Farmers in Australia's food bowl Murray-Darling river basin need to adapt to continuing water shortages as climate change prolongs the worst drought in a century, says Climate Change Minister Penny Wong.
The basin, which covers an area the size of France and Germany, accounts for 41% of Australia's agriculture and provides $A21 billion of food exports.
"We can and must adjust for a future where there is likely to be less water," Ms Wong said.
Record low inflows have forced the government to cut water allocations to irrigators and buy water from farmers to make sure enough flows through the ailing Murray River, which runs across three states in Australia's southeast.

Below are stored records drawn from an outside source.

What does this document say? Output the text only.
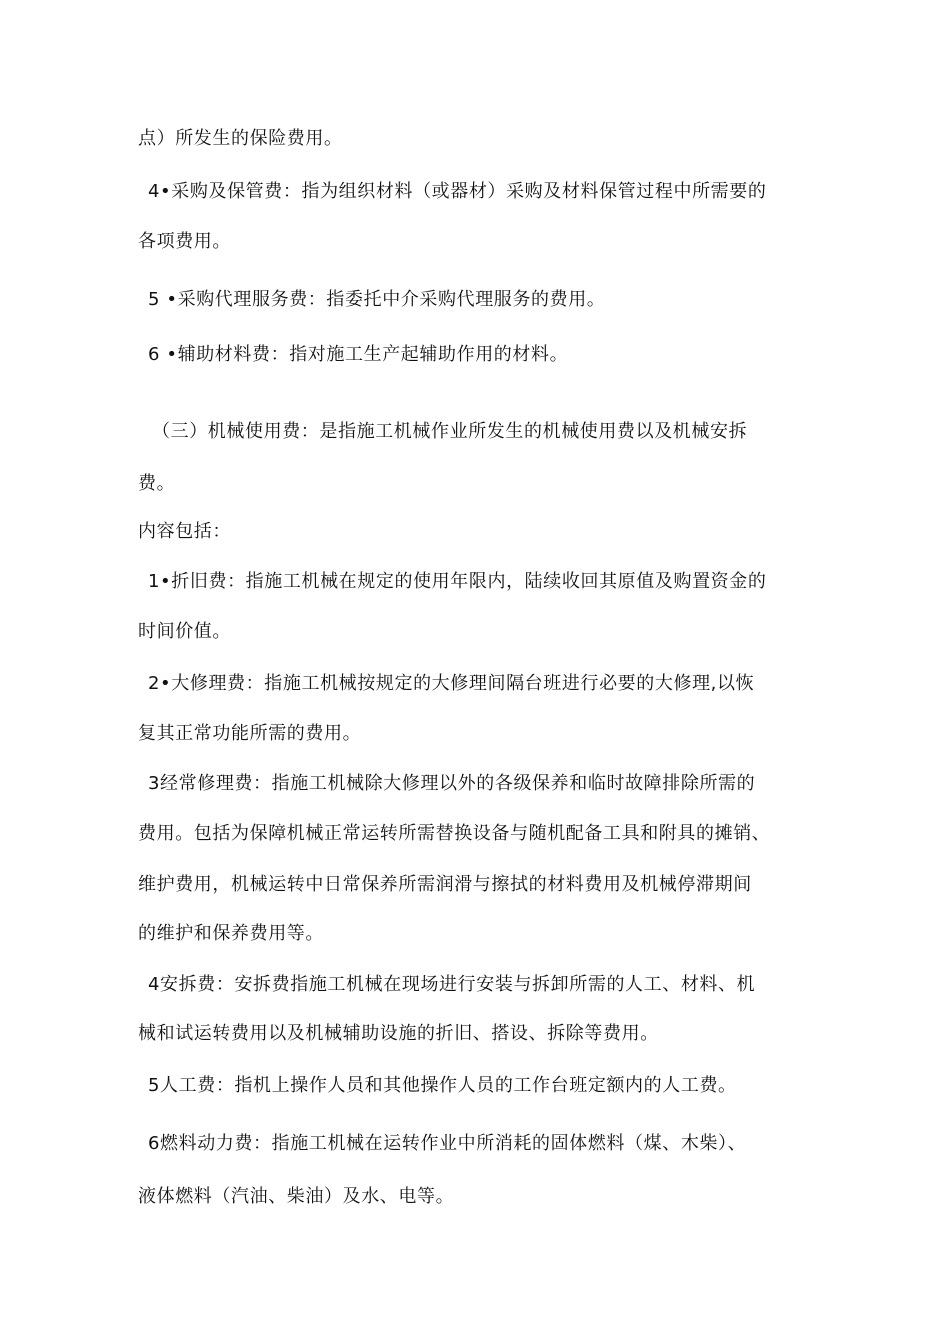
点）所发生的保险费用。
4•采购及保管费：指为组织材料（或器材）采购及材料保管过程中所需要的
各项费用。
5 •采购代理服务费：指委托中介采购代理服务的费用。
6 •辅助材料费：指对施工生产起辅助作用的材料。
（三）机械使用费：是指施工机械作业所发生的机械使用费以及机械安拆
费。
内容包括：
1•折旧费：指施工机械在规定的使用年限内，陆续收回其原值及购置资金的
时间价值。
2•大修理费：指施工机械按规定的大修理间隔台班进行必要的大修理,以恢
复其正常功能所需的费用。
3经常修理费：指施工机械除大修理以外的各级保养和临时故障排除所需的
费用。包括为保障机械正常运转所需替换设备与随机配备工具和附具的摊销、
维护费用，机械运转中日常保养所需润滑与擦拭的材料费用及机械停滞期间
的维护和保养费用等。
4安拆费：安拆费指施工机械在现场进行安装与拆卸所需的人工、材料、机
械和试运转费用以及机械辅助设施的折旧、搭设、拆除等费用。
5人工费：指机上操作人员和其他操作人员的工作台班定额内的人工费。
6燃料动力费：指施工机械在运转作业中所消耗的固体燃料（煤、木柴）、
液体燃料（汽油、柴油）及水、电等。
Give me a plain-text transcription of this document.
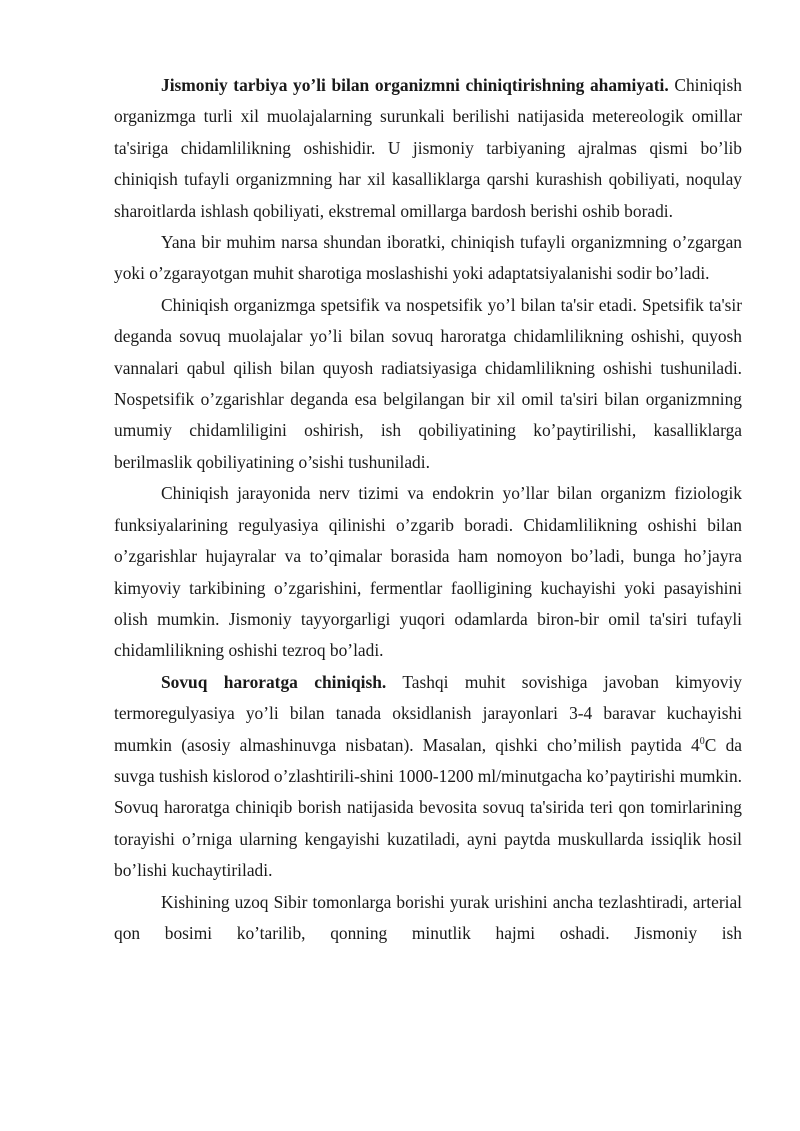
Jismoniy tarbiya yo’li bilan organizmni chiniqtirishning ahamiyati. Chiniqish organizmga turli xil muolajalarning surunkali berilishi natijasida metereologik omillar ta'siriga chidamlilikning oshishidir. U jismoniy tarbiyaning ajralmas qismi bo’lib chiniqish tufayli organizmning har xil kasalliklarga qarshi kurashish qobiliyati, noqulay sharoitlarda ishlash qobiliyati, ekstremal omillarga bardosh berishi oshib boradi.

Yana bir muhim narsa shundan iboratki, chiniqish tufayli organizmning o’zgargan yoki o’zgarayotgan muhit sharotiga moslashishi yoki adaptatsiyalanishi sodir bo’ladi.

Chiniqish organizmga spetsifik va nospetsifik yo’l bilan ta'sir etadi. Spetsifik ta'sir deganda sovuq muolajalar yo’li bilan sovuq haroratga chidamlilikning oshishi, quyosh vannalari qabul qilish bilan quyosh radiatsiyasiga chidamlilikning oshishi tushuniladi. Nospetsifik o’zgarishlar deganda esa belgilangan bir xil omil ta'siri bilan organizmning umumiy chidamliligini oshirish, ish qobiliyatining ko’paytirilishi, kasalliklarga berilmaslik qobiliyatining o’sishi tushuniladi.

Chiniqish jarayonida nerv tizimi va endokrin yo’llar bilan organizm fiziologik funksiyalarining regulyasiya qilinishi o’zgarib boradi. Chidamlilikning oshishi bilan o’zgarishlar hujayralar va to’qimalar borasida ham nomoyon bo’ladi, bunga ho’jayra kimyoviy tarkibining o’zgarishini, fermentlar faolligining kuchayishi yoki pasayishini olish mumkin. Jismoniy tayyorgarligi yuqori odamlarda biron-bir omil ta'siri tufayli chidamlilikning oshishi tezroq bo’ladi.

Sovuq haroratga chiniqish. Tashqi muhit sovishiga javoban kimyoviy termoregulyasiya yo’li bilan tanada oksidlanish jarayonlari 3-4 baravar kuchayishi mumkin (asosiy almashinuvga nisbatan). Masalan, qishki cho’milish paytida $4^0C$ da suvga tushish kislorod o’zlashtirili-shini 1000-1200 ml/minutgacha ko’paytirishi mumkin. Sovuq haroratga chiniqib borish natijasida bevosita sovuq ta'sirida teri qon tomirlarining torayishi o’rniga ularning kengayishi kuzatiladi, ayni paytda muskullarda issiqlik hosil bo’lishi kuchaytiriladi.

Kishining uzoq Sibir tomonlarga borishi yurak urishini ancha tezlashtiradi, arterial qon bosimi ko’tarilib, qonning minutlik hajmi oshadi. Jismoniy ish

Some farmers, particularly rice growers in New South Wales, have had no water allocation from the river system for the past three years in a clear sign of the growing impact of climate change, Ms Wong said.

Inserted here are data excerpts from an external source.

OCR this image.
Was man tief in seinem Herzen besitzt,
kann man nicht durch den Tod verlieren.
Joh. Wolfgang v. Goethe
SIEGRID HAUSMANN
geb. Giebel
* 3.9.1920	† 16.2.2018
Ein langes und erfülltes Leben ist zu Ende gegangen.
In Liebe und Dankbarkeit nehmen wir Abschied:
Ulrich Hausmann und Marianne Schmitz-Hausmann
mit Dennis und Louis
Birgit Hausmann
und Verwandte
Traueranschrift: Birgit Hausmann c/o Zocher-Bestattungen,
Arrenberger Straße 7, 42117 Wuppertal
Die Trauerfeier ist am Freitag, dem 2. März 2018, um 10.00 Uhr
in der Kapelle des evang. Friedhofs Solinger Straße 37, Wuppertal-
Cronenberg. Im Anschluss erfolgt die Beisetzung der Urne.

"For them, this climate change, this drought, is not a theoretical issue, this is a here and now issue."
The problem is worst in Ms Wong's home state of South Australia, where two vast lakes near the river mouth are at their lowest recorded water level, currently about 40 centimetres below sea level.
The government is weighing up whether it can find enough water to save the lower lakes, or whether it should open barrages near the river mouth and allow the lakes to flood with sea water, a move green groups say would be an environmental disaster.

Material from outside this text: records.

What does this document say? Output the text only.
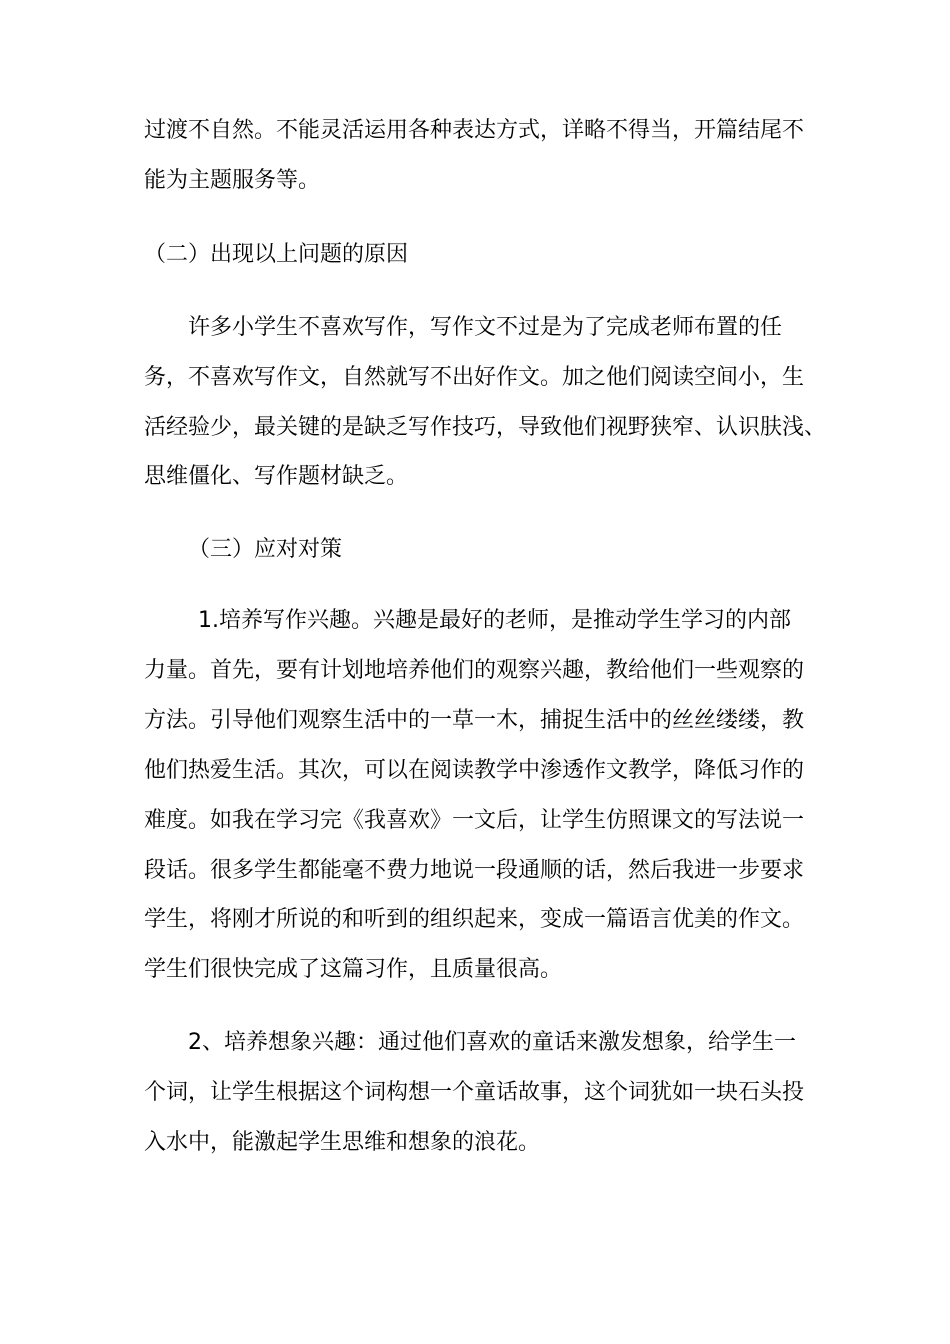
过渡不自然。不能灵活运用各种表达方式，详略不得当，开篇结尾不
能为主题服务等。
（二）出现以上问题的原因
许多小学生不喜欢写作，写作文不过是为了完成老师布置的任
务，不喜欢写作文，自然就写不出好作文。加之他们阅读空间小，生
活经验少，最关键的是缺乏写作技巧，导致他们视野狭窄、认识肤浅、
思维僵化、写作题材缺乏。
（三）应对对策
1.培养写作兴趣。兴趣是最好的老师，是推动学生学习的内部
力量。首先，要有计划地培养他们的观察兴趣，教给他们一些观察的
方法。引导他们观察生活中的一草一木，捕捉生活中的丝丝缕缕，教
他们热爱生活。其次，可以在阅读教学中渗透作文教学，降低习作的
难度。如我在学习完《我喜欢》一文后，让学生仿照课文的写法说一
段话。很多学生都能毫不费力地说一段通顺的话，然后我进一步要求
学生，将刚才所说的和听到的组织起来，变成一篇语言优美的作文。
学生们很快完成了这篇习作，且质量很高。
2、培养想象兴趣：通过他们喜欢的童话来激发想象，给学生一
个词，让学生根据这个词构想一个童话故事，这个词犹如一块石头投
入水中，能激起学生思维和想象的浪花。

The government has earmarked $A3.1 billion to buy irrigation water back from farmers to boost environmental flows.
Earlier this month, the government paid $A19 million to buy a cotton farm larger than Singapore so it could release 20 gigalitres of water - enough to fill 20,000 Olympic swimming pools - back into the river system.
Scientists say water use along the river needs to be cut by half to keep the river healthy.